It’s one thing to have a plan for dinner, and quite another to execute it.
While the kids were playing at the neighbor’s house, I began excavation work in the girls’ bedroom. I swear I did this only a month ago, but I must have only done a partial job. Under the bed, under the dresser, in the dresser drawers, in the closet, between the beds and the wall…was so much stuff. Mostly, it was artwork. Yes, I need to go in, collect my children’s creative efforts, and throw them away. There is no way they would do this by themselves: that tissue box full of “ghosts” is art (art explains why nobody can blow her nose on anything except toilet tissue); those Christmas cards that came in the mail and were cut up into a bazillion pieces is art; the hundreds of sheets of paper folded into the smallest shape possible is art.

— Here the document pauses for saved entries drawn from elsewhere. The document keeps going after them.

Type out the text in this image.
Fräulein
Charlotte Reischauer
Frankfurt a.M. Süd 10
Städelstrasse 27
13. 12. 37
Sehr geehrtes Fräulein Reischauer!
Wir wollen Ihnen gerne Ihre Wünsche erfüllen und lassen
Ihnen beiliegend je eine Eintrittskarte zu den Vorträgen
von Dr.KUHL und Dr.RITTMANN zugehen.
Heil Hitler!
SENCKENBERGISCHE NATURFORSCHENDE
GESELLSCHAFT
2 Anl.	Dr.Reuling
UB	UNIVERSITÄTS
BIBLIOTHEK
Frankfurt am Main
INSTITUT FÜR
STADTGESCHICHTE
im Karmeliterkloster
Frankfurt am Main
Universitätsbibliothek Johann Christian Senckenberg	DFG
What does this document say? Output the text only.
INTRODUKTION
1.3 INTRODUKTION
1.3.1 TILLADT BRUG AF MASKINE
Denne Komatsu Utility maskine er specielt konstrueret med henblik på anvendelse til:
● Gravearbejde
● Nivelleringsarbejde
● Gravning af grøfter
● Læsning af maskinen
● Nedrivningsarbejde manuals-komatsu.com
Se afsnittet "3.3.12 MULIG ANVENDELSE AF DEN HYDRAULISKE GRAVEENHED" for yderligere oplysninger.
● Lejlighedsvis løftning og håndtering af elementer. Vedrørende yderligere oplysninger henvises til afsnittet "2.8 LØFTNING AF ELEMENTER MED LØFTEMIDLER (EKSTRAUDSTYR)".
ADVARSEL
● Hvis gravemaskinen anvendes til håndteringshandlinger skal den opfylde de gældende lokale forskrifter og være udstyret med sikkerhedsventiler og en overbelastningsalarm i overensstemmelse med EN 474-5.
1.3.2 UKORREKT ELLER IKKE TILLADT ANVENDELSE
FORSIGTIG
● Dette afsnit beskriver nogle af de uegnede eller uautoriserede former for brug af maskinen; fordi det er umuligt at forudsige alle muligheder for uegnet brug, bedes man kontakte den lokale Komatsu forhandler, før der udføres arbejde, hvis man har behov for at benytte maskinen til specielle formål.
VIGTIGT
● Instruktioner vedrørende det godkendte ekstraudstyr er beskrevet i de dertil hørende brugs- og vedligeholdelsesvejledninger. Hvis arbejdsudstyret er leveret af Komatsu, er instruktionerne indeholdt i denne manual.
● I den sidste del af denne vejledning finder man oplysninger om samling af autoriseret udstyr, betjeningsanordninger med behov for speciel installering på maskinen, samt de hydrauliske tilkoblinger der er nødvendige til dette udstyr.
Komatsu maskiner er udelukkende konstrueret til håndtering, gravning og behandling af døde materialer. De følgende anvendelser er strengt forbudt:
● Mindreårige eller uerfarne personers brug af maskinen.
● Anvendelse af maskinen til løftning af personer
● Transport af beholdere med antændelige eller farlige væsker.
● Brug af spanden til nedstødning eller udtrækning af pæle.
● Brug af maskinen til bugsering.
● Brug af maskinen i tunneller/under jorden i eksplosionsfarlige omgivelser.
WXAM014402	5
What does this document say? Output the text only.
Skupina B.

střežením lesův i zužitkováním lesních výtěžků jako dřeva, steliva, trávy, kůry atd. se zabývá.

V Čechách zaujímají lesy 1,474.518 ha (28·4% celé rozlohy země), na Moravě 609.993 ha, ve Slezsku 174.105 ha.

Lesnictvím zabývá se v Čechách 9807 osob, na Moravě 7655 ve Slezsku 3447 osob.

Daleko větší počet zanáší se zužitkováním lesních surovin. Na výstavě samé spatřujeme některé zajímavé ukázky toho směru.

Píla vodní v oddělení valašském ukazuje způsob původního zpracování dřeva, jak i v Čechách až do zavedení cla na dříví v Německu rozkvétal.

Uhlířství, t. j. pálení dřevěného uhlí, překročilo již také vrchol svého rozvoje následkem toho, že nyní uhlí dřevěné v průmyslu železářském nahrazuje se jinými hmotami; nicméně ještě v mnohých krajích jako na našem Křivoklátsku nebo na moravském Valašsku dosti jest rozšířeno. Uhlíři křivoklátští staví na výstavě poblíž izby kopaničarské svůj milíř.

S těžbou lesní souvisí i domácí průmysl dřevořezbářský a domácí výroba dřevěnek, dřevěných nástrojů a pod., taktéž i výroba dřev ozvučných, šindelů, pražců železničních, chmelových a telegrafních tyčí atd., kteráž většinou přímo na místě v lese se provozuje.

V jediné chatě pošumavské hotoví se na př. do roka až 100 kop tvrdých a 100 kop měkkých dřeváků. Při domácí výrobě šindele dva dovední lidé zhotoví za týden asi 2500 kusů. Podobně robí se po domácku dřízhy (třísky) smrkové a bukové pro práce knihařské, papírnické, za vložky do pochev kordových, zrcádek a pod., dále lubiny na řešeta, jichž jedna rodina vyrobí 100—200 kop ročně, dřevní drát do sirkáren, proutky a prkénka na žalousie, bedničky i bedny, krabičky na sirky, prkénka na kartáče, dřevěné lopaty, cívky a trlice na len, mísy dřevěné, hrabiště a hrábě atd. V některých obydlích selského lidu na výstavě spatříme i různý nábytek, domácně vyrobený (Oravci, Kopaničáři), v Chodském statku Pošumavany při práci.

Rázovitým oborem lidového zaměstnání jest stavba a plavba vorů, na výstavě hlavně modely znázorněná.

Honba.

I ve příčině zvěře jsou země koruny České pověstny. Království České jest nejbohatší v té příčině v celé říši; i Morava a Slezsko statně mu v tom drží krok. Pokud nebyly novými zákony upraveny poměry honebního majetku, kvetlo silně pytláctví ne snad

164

I also found 5 pairs of scissors in the room, three of which were mine. And there were more pens, pencils, crayons and markers than would fit inside an ordinary pen case. I found Katie’s new red shirt that had been missing. And ballet shoes for Jenny who last week wore a pair two sizes too big.
Friday is ballet night, and I was not done with my work before I had to call the girls home to get ready. I hid evidence of my work by putting the trash bag in my room. The pile of stuff removed from the closet floor piled into the middle of the bedroom merely looked like their normal setup. My neighbor’s daughters are in the same ballet class, and she was driving, so I went back to work after they left.
Normally, I make dinner at this time (530 pm), but I was a woman on a mission. I kept thinking I’d be done soon, but then I would find another cache. By the time 630 rolled around, I had managed to do everything except put fresh sheets on Katie’s bed, the top bunk. I was very pleased with my work, but it came at the expense of preparing dinner.
What to do? Pizza? PB&J? A late meal? I’ll continue with what happened after ballet in another post.
I go through this 3 or 4 times a year, although more with the disaster of a bedroom my son uses. My daughter is almost 12 and has finally decided to follow my lead. Her room looks great! Can't wait to hear more.
I could have written the part about the art peices and sissors…but was too afraid to admit that my children had broken down all my defenses and found a way to procure all those dangerous tools in their room. It seems to me that the rooms (the boy's too) need this sort of treatment every week. I don't always get to it though. Usually, I can't even get in there.
Dinner…how's the menu thing working out? I'll stay tuned.
I hope it was cereal. I would find that funny.